I met four people on my portage to the south lagoon. The first, a nice guy walking his dog talks with me for a good fifteen minutes. The second, I come across on the trail and he keeps his eyes down, says nothing, and his body language says that I should do the same. The third compliments me on my canoe, but we don't talk, so I don't know if he knows what he is talking about. The fourth nods as I nod and we pass. That gets me to the lagoon.

It is a windy day, but with a south wind the marsh is fairly calm.

There is 3 or 4 extra inches of water here. The heavy rains of this week fill the massive lake system faster than the dam in Ballard can release it. But, this little extra water means that I can go into some of the little passages and beaver canals that run through the marsh.


I stop in the portion of the east marsh that is attached to the burial island. I've never seen anyone else in here, and when there is enough water, I will bring friends in. It is a push and wiggle to get the canoe through the cattail barrier. I even push with one foot scooter style. I want to document this place, but feel totally inadequate for the job. This little cattail island is a secret garden...most people only see the cattail wall that forms the outside.

They might notice the beaver lodge, which is the lowliest hovel in the neighborhood, really not a pretty beaver lodge. Once inside, in the center, one finds that the cattails have given way to a beautiful patch of sedges, which are lower than the cattails and for some reason make me think of the place as a peaceful spot. There are a few struggling trees, subsisting on soil that can't quite be called earth.

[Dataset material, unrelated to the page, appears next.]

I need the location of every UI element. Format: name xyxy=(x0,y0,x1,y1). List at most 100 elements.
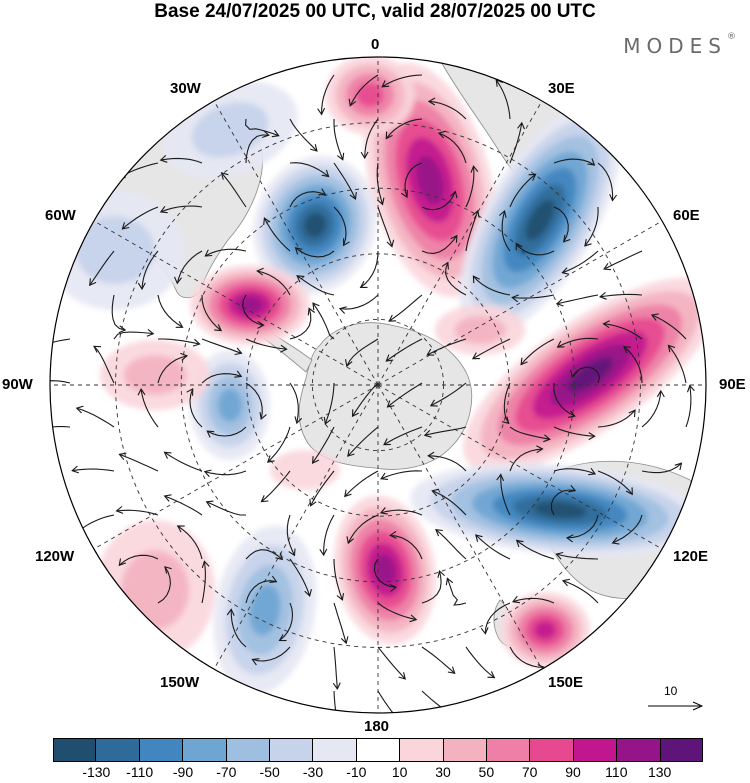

The beaver come in here and gnaw them down, so that there are dozens of foot high rounded stumps all lined up on the root system as if they were someone's garden gnome collection. Soon, the state will build a poorly designed and expensive bridge through here, a short term solution for a society in deep denial. It will make it temporarily convenient for someone to live forty miles from where they work. No one can argue with thinking like that...

When it is time to go, I work my way out and skirt the edges of the islands so closely that I bump the submerged logs several times.

After about two and half hours, when I take out at the east end of the crossing over place, I have traveled less than one mile, on the map.